Abraxas came up to Josh and nuzzled against his knee. “That dog likes you,” Ella smiled. “That’s very unusual. I’ve always taught him to bite first and ask questions afterwards.”

Nancy smiled. “Josh has a certain way with animals, don’t you Josh? I think he understands them much better than he understands people. He has a degree in animal behavior.”

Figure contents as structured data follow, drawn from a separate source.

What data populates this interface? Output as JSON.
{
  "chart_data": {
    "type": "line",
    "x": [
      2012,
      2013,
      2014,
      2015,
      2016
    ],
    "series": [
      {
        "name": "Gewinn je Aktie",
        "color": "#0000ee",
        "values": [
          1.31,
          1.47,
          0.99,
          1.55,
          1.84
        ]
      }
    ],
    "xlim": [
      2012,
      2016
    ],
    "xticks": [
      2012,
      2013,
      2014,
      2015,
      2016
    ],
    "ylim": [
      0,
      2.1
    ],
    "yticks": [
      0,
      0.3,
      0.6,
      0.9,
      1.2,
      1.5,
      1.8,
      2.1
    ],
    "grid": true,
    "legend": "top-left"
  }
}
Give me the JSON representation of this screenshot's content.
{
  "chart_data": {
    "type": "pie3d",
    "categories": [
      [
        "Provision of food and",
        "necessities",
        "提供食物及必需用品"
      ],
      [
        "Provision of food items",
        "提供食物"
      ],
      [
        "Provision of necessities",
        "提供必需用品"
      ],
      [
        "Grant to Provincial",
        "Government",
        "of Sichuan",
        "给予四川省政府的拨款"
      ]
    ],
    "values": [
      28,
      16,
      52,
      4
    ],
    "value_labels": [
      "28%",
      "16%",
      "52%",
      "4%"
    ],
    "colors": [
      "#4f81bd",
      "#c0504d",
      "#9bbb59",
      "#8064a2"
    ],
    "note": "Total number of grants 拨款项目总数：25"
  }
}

“Seven-tenths of a degree in animal behavior,” Josh corrected her. “I was asked to reconsider my future after I prescribed Prozac for a chronically depressive ragdoll. I happen to believe that there isn’t very much difference between animals and people. They’re both stupid. But it’s amazing what they can do if you encourage them.”

“Hey, I don’t think dogs are stupid,” said Ella. “I think they’ve got incredible abilities.”

“They do, you’re absolutely right. But they’re far too lazy to use them. Evolution, who needs it, when you’ve got a nice warm basket and all the food you can eat.”